Bunu destekleyecek birkaç noktaya değinirsek:
ü Günlük etkinliklere anlamlı ödüllerin yanında bir miktar oyun bağlamı eklemek, görevlerin daha kazançlı görünmesine yardımcı olur. Bu durum çalışanların dikkatini çeker ve onları ellerinden gelenin en iyisini yapmaya teşvik eder.
ü İş yeri eğitimlerini oyunlaştırılmış bir şekilde uygulamak, çalışanların hızlı ve kolay öğrenmesine sağlar. Özellikle yeni işe alınanların organizasyondaki işlevlerini anlamalarını sağlamak söz konusu olduğunda bu çok yararlı olacaktır. En güzel tarafı da öğrenmek daha eğlenceli hale gelir.
ü Bugünün iş gücünün büyük bir bölümü Y kuşağı çalışanlarından oluşmaktadır ve öne çıkan bir özellikleri de yapılan işin karşılığını hızlı bir şekilde almak istemeleridir. Görevlerin tamamlanması üzerine anında ödüllendirmeye ve tebriğe olanak tanıyan bir oyunlaştırma platformunun benimsenmesi, Y kuşağı çalışanlarının iş yerindeki bağlılık düzeyini ve üretkenliğini artırma konusunda büyük katkılar sağlar.
ü Oyunlaştırma, çalışanların yürüttüğü görevlere anlam kazandırdığı için iş ortamında pozitif bir dönüşüm yaşanır.

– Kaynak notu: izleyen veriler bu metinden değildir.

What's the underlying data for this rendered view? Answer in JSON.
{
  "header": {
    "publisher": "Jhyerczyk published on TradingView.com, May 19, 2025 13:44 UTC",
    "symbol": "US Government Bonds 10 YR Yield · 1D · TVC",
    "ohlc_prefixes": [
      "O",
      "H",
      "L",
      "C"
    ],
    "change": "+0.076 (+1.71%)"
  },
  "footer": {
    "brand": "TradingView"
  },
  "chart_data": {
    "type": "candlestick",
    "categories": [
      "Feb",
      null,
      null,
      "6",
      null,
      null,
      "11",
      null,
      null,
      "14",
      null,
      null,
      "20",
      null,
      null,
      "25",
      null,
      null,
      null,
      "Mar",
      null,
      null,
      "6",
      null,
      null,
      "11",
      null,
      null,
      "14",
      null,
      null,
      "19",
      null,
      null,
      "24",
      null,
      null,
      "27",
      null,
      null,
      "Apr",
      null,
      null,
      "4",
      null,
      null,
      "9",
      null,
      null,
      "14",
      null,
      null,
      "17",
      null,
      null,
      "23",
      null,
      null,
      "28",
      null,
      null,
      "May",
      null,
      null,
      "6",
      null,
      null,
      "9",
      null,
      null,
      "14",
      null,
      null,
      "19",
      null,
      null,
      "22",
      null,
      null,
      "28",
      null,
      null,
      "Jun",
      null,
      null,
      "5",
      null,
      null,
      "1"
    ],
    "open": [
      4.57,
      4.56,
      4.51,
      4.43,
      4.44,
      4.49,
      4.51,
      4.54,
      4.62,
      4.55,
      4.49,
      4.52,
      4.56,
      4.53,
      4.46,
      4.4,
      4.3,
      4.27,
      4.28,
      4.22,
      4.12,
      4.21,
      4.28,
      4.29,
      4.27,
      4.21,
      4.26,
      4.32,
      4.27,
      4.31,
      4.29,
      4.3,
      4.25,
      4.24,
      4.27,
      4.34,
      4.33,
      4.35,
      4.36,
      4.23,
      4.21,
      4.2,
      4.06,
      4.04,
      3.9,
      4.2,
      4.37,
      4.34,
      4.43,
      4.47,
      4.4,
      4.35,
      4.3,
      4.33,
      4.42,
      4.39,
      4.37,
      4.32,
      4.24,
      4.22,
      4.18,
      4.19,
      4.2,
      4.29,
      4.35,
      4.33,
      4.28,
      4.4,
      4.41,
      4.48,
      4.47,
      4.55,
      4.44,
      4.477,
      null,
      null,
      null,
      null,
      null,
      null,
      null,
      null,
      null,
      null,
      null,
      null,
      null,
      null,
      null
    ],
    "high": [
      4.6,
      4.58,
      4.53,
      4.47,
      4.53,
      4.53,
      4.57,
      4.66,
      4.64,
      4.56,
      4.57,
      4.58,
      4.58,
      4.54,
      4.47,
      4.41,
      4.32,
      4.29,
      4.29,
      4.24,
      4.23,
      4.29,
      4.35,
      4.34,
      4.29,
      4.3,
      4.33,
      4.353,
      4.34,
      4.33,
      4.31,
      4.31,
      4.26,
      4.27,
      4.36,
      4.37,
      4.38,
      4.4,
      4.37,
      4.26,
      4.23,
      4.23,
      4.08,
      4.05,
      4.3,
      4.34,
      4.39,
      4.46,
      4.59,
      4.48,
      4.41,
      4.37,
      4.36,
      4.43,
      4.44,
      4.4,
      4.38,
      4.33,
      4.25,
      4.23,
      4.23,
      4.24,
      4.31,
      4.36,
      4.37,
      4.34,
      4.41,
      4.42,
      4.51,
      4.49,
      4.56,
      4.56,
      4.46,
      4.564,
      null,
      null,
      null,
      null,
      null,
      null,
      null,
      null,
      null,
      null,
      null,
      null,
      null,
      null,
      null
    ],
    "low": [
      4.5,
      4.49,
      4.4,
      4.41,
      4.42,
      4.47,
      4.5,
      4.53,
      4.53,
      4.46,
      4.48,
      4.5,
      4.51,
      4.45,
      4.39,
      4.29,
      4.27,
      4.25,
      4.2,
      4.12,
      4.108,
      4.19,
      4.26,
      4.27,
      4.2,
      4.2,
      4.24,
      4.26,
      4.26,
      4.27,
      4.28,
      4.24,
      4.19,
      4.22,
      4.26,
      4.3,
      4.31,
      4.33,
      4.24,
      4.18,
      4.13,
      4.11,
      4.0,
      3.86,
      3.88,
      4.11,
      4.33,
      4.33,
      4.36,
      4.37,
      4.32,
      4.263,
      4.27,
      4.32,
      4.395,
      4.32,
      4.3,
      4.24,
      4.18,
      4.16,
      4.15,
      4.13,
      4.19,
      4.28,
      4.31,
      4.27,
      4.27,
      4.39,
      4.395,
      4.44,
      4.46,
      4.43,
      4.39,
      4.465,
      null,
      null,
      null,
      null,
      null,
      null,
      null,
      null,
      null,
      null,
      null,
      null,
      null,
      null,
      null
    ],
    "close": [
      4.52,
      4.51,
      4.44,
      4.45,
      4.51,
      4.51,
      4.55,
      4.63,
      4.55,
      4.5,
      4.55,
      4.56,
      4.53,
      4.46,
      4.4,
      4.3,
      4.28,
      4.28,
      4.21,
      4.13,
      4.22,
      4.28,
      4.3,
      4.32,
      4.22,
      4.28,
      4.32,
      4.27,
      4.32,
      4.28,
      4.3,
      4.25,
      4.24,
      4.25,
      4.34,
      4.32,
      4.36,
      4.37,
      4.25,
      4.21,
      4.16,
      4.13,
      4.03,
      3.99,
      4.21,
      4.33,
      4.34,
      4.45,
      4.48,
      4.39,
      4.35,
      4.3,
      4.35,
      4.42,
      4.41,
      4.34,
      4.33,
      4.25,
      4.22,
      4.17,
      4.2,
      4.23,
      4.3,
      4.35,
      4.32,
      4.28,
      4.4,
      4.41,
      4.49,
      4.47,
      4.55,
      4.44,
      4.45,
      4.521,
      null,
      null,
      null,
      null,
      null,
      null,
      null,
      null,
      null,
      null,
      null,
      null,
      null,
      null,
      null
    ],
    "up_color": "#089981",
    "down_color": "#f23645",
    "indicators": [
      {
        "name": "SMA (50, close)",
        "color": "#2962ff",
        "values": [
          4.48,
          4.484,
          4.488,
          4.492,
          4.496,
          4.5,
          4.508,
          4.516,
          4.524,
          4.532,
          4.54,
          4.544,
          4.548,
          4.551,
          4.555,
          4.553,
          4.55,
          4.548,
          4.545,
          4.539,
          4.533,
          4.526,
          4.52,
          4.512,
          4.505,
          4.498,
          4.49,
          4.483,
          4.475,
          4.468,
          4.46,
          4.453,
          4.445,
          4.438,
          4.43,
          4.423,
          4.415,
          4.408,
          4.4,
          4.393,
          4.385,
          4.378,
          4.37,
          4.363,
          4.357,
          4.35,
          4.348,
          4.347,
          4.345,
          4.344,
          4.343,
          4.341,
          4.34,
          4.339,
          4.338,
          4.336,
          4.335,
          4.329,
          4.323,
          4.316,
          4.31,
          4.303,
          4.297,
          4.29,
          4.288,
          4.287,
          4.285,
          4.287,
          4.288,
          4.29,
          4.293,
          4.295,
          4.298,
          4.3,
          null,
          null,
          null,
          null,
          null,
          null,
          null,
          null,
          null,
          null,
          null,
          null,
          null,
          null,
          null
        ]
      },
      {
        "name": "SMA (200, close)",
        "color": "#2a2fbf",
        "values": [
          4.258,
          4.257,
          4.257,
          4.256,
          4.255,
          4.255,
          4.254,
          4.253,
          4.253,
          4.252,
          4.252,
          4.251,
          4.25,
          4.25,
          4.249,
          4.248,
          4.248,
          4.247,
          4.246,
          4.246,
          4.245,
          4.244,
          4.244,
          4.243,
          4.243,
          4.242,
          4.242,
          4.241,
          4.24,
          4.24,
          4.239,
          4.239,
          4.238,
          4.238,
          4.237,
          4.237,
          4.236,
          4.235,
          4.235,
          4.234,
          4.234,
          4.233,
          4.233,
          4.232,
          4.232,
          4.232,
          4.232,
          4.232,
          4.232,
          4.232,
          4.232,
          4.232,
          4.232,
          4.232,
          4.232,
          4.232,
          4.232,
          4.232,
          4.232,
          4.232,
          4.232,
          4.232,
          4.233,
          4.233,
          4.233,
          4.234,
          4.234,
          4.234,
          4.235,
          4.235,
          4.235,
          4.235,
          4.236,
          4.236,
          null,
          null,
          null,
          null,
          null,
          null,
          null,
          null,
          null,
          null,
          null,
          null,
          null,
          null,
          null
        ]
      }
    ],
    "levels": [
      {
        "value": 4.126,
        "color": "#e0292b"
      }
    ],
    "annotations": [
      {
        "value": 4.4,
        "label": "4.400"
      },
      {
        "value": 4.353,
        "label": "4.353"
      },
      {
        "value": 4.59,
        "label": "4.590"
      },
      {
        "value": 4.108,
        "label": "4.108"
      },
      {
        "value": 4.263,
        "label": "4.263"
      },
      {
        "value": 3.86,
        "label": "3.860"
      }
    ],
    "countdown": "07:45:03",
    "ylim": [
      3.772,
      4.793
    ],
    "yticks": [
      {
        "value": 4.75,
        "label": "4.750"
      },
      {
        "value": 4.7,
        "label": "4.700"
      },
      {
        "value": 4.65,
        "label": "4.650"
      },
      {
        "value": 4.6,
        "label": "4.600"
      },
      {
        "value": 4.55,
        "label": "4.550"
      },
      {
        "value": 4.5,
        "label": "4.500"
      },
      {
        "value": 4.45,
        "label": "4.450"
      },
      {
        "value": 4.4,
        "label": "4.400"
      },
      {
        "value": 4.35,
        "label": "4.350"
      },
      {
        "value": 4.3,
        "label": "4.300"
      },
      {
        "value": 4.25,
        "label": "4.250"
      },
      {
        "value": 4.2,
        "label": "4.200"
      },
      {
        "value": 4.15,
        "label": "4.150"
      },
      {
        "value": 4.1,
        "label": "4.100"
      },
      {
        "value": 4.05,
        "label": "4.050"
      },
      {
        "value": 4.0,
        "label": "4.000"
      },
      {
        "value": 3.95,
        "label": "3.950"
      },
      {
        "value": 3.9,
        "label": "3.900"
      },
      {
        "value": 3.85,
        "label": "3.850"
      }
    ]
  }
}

Sonuç olarak, oyunlaştırmayı tanımlamak ve iş yerinde uygulamaya koymak o kadar kolay değildir ama doğru kullanıldığı zaman da harika sonuçlar ortaya çıkabilir. Oyunlaştırmayı iş hayatına dahil etmeyi dört gözle bekleyen işverenlerin, bununla ulaşmak istedikleri hedeflerine çok dikkat etmesi ve planlı ilerlemesi en iyi yol olacaktır. Oyunlaştırma yalnızca çalışanların ilgisini çekmekle kalmaz, iş yerinin üretkenliğini ve pozitifliğini arttırarak o kuruluştan çıkan hizmeti veya ürünü de olumlu etkiler.